A friend in the group asked if there was any way to save the article from this link once and for all. Click on it to see that it is actually a collection of articles. So the requirement is to save each article in the link in this document. Save form can have many kinds, can be a picture, can also be a web page. The puppeteer library is used, so the format is PDF.
Needs deconstruction
Complete the whole movement, mainly divided into these two parts. Get links to all articles in the document; Save the content in each link as a PDF file.
For obtaining links, there are two ways: one is to use the Request module to request the url to obtain documents; The second is to save the web page to the local use of FS module to obtain the document content. When I get the document, which is the entire HTML document, I can’t think of a good way to get links to all the articles. It’s easier to do this on a web page. The DOM quertSelectorAllAPI and CSS selectors make it very easy to get all the href attributes in a links. But this is Node, this is outside the DOM. I thought of using regular matching directly, but abandoned it. I googled cheerio and forgot the cheerio. Cheerio is a quick, flexible and concise jQuery implementation specially designed for the server.
As far as I know, the standard practice for saving web content is to save it as a PDF file, and I just learned that Puppeteer meets this need. Puppeteer is a Node library maintained by the Chrome DevTools team that provides advanced apis for controlling the Chrome browser. In addition to crawling web content and saving it as a PDF file, it can also be used as a solution for server-side rendering and automated testing.
Need to implement
For a link
So let’s start with this part of the code
const getHref = function () {
let file = fs.readFileSync('./index.html').toString()

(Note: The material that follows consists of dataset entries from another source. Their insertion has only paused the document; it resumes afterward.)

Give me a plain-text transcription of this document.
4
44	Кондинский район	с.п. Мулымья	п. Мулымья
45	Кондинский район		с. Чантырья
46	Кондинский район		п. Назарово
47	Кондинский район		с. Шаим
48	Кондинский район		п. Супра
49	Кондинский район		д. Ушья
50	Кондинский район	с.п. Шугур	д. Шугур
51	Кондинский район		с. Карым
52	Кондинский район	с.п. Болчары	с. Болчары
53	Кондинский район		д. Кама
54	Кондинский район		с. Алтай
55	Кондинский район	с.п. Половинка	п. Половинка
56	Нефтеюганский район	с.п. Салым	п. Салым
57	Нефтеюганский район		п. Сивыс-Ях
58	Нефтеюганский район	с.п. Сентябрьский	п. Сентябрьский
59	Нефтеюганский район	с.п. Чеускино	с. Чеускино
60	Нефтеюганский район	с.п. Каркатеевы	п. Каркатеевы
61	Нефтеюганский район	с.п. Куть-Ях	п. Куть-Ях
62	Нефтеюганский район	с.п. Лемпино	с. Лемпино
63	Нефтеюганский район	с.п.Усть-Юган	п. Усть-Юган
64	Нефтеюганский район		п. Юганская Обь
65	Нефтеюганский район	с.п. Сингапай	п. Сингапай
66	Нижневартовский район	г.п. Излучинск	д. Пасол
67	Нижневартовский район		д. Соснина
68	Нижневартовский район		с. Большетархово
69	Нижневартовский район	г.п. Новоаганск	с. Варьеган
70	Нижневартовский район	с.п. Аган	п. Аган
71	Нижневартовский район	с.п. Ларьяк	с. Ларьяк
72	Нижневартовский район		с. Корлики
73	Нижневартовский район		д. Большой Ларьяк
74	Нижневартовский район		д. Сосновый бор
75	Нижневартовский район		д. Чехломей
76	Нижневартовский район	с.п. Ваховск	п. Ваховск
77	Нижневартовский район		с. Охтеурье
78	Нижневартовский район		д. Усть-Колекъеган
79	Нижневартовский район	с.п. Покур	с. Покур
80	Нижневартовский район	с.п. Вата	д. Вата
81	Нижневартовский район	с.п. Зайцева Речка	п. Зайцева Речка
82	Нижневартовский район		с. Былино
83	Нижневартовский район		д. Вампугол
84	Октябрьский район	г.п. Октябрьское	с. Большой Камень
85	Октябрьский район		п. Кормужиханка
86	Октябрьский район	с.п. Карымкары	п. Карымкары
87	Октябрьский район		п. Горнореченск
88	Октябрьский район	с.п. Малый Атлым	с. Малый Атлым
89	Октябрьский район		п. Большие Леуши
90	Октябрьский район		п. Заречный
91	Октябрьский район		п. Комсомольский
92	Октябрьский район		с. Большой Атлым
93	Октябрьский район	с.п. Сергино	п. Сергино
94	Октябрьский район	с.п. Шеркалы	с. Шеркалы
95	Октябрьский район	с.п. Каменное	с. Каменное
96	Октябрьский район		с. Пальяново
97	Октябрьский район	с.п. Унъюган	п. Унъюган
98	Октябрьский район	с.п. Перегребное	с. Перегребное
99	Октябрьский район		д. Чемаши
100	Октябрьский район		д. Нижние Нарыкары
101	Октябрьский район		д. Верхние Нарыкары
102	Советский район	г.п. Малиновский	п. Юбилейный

const $ = cheerio.load(file)
let hrefs = $('#sam').find('a')
for (e in hrefs) {
if (hrefs[e].attribs && hrefs[e].attribs['href']) {
hrefArr.push({
index: e,
href: hrefs[e].attribs['href']
})
}
}
fs.writeFileSync('hrefJson.json', JSON.stringify(hrefArr))
}
Copy the code
Since the rest of the code depends on the file being read, the readFileSync method is used. If the format of the returned content is not declared, the default is Buffer. You can choose to fill in the UTF8 format, or use the toString method directly after the method.
Two lines of code take all the linked DOM elements with Cheerio and process them one by one into the format you’ll use later. There may be a case where the a tag does not have the href attribute, but this is also a bug that will be found later in the debugging program.
If you need to save all links separately, use the writeFile method.
Save as PDF
Again, let’s do this code first.
const saveToPdf = function () {
async () => {
const browser = await puppeteer.launch({
executablePath: './chrome-win/chrome.exe'}); // Link countlet i = 0
async function getPage() {
const page = await browser.newPage();
await page.goto(hrefArr[i]['href'] and {waitUntil: 'domcontentloaded'}); // Page titlelet pageTitle
if (hrefArr[i]['href'].includes('weixin')) {
pageTitle = await page.$eval('meta[property="og:title"]', el => el.content)
} else {
pageTitle = await page.$eval('title', el => el.innerHTML)
}
letTitle = pageTitle. Trim () // Remove the slanting barlet titlea = title.replace(/\s*/g, ""// Remove the vertical barlet titleb = titlea.replace(/\|/g, "");
await page.pdf({ path: `${i}${titleb}.pdf` });
i++
if (i < hrefArr.length) {
getPage()
} else {
await browser.close();
}
}
getPage()
}
}
Copy the code
Waiting for Chrome to open and possibly for other asynchronous requests. The outermost layer uses async with arrow functions to wrap the actual executing code.
When puppetter is installed using NPM, chrome browser is downloaded by default. However, the download is usually not successful on a foreign server. Of course, there are solutions, but I won’t go into them here. If you are installing Puppeteer, read this article or just Google it.
As mentioned in the previous section, we need to save the content of more than one link as a PDF, so we use the variable I to identify each link we need to access.
As for getting the page title, it did take a little time to get the page title with the link. Therefore, there are mainly two kinds of website links in the link, one is wechat public number article, the other is Sina Caixin such a website. There is no title content in wechat articles as sina does.
The $eval method of the Page class takes two parameters: a selector and a function executed in the browser context. The $eval method runs the Document. querySelector method on the page and passes its return value to the second argument, which is the method we wrote. To obtain sina web page article title for example, title is the incoming selector, we need to be its label content.
pageTitle = await page.$eval('title', el => el.innerHTML)
Copy the code
In the process of generating the file name, because the folder is still part of the file path. You also need to consider the Windows file path specification. However, the title of a web page is not subject to this specification, resulting in a contradiction. This problem is later found when debugging, at the beginning of writing code did not think of this problem. That is, you need to remove the characters such as slashes and Spaces in the title.
After obtaining the content of each link, I + 1 will mark the location of the link until all the link content is saved, and close the open web page.